So, on with the diff assembly!
First off the E36 pinion into the E21 case with new bearings.
Place the pinion in the freezer
And this bit in the oven
And then simply drop the bearing onto the pinion! (no, seriously, it just dropped straight on)
Next the outer races into the case. You'll notice I stuck these in the freezer as well, but it didn't really make that much difference to be honest.
While we're at it, this is the difference between the E21 3.63 pinion and bearing and the E36 3.38 pinion. you can clearly see the size difference in the bearings and the slightly longer teeth of the 13 tooth (3.38) pinion.
Then assemble the pinion WITHOUT the crush sleeve or seal - just tighten the nut until you reach a specific torque to turn. In my case this was 2.5kg @ 10cm from the centre (or 2.5nm if you happen to have a torque gauge). At this point you need to measure the pinion depth and adjust if necessary. BMW specify this from the face of the pinion gear to the centre of the carrier bearing holes, which required some awkward measuring and some maths. You adjust this by changing the shim that sits behind the inner pinion bearing race in the case. I had 3 shims to choose from and some 0.1mm shim washers just in case, typically it was the 3rd one i tried that got me closest to the specified depth.
With that done, you need to set the carrier bearing pre-load and then the ring gear back lash. Ideally, you'd have a selection of shims available for the carrier bearings to do this, but at about £15 a pop i decided to make some out of some 0.5 and 0.1mm shim washers.
The carrier pre-load is set by the total shim thickness, and you need to determine this first. Again, it's a torque to turn value of around 2.5nm. Once you have the total shim thickness you halve this as a starting point for the backlash adjustment. The backlash is set by the thickness of the left hand shim, with the remaining shim thickness added to the right hand side to make up the pre-load. Backlash spec was between 0.05 and 0.15mm and needs to be measured in several places around the ring gear to obtain an average
Once that is set you can check the contact pattern. Now, you can buy marking paste for this, but a bit of Cadmium yellow oil paint seems to do the trick. Simply paint a few ring gear teeth and rotate the pinion while applying pressure to the ring gear both forwards and backwards.
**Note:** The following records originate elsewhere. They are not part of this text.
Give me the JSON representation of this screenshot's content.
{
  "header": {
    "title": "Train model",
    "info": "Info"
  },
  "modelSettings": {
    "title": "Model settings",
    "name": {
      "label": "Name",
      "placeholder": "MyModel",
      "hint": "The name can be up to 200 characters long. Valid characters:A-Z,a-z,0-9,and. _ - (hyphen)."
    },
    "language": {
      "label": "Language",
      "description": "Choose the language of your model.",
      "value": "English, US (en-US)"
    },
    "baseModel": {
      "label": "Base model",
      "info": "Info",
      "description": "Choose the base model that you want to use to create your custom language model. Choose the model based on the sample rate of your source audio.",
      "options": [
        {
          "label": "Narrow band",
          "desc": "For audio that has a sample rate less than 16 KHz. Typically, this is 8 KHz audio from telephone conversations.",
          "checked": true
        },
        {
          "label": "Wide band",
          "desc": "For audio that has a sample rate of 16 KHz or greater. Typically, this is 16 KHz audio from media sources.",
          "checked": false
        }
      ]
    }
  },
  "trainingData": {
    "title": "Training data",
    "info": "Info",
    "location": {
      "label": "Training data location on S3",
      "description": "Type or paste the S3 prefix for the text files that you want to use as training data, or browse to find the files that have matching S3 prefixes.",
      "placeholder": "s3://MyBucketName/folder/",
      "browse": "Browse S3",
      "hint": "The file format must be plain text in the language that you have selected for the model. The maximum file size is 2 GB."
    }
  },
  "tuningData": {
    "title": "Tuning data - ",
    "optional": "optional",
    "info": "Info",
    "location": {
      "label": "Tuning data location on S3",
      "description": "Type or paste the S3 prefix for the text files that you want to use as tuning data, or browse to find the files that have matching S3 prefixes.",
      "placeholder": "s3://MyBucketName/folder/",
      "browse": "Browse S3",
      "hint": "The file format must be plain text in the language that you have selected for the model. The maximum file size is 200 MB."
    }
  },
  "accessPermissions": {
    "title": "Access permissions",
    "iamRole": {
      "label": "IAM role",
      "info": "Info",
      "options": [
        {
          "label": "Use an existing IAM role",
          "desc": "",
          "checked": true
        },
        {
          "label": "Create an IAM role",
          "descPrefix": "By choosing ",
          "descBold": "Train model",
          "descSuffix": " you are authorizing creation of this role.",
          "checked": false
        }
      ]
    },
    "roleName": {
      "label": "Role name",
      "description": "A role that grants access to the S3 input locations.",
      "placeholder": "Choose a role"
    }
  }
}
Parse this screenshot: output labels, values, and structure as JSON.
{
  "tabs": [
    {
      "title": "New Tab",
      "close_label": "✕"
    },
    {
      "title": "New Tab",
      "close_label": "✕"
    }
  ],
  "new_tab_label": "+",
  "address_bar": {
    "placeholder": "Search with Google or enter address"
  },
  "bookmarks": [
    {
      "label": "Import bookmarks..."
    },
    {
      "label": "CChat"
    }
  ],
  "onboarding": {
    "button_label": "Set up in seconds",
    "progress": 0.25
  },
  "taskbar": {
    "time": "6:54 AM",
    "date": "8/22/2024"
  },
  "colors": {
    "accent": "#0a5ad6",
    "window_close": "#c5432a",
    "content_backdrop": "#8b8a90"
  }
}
At this point you may need to adjust the backlash and/or pinion depth depending on what the contact pattern looks like, Mine was looking pretty good much to my surprise! To be honest, if you've got the pinion depth set correctly and the backlash set correctly it should be pretty damn close - I expect this is how they are assembled in the factory.
With all that done you then get to take the whole thing apart again so you can install the pinion crush tube and the pinion seal. Then torque the pinion nut properly, this time to 3kg @ 10cm (3mn) to account for the added drag of the seal. It takes some serious force to crush the crush tube, I had the pinion holding tool in a vice and a 6 foot scaffold pole on a breaker bar to get it done.
Then i could finally assemble the limited slip carrier with the new clutch plates etc
As it's an E36 centre it won't actually fit in the E21 case with a ring gear on it - you need to stack all the plates and springs in the carrier, then slide it into the case, then slide the top cap in and torque the bolts down awkwardly like this
With all that done, it's really just a case of bolting the rest back together. The carrier bearing plates got new o-rings and new output shaft seals, and new bolts were used everywhere. I used silicone in place of a gasket to seal the rear cover.
You'll also notice i added a trigger wheel to one of the output flanges, this was one of the ones removed from the E36 diffs, and it was a perfect fit around the E21 dust shield.
Combine this with a speed sensor and a fabricated bracket and my speedo should work finally!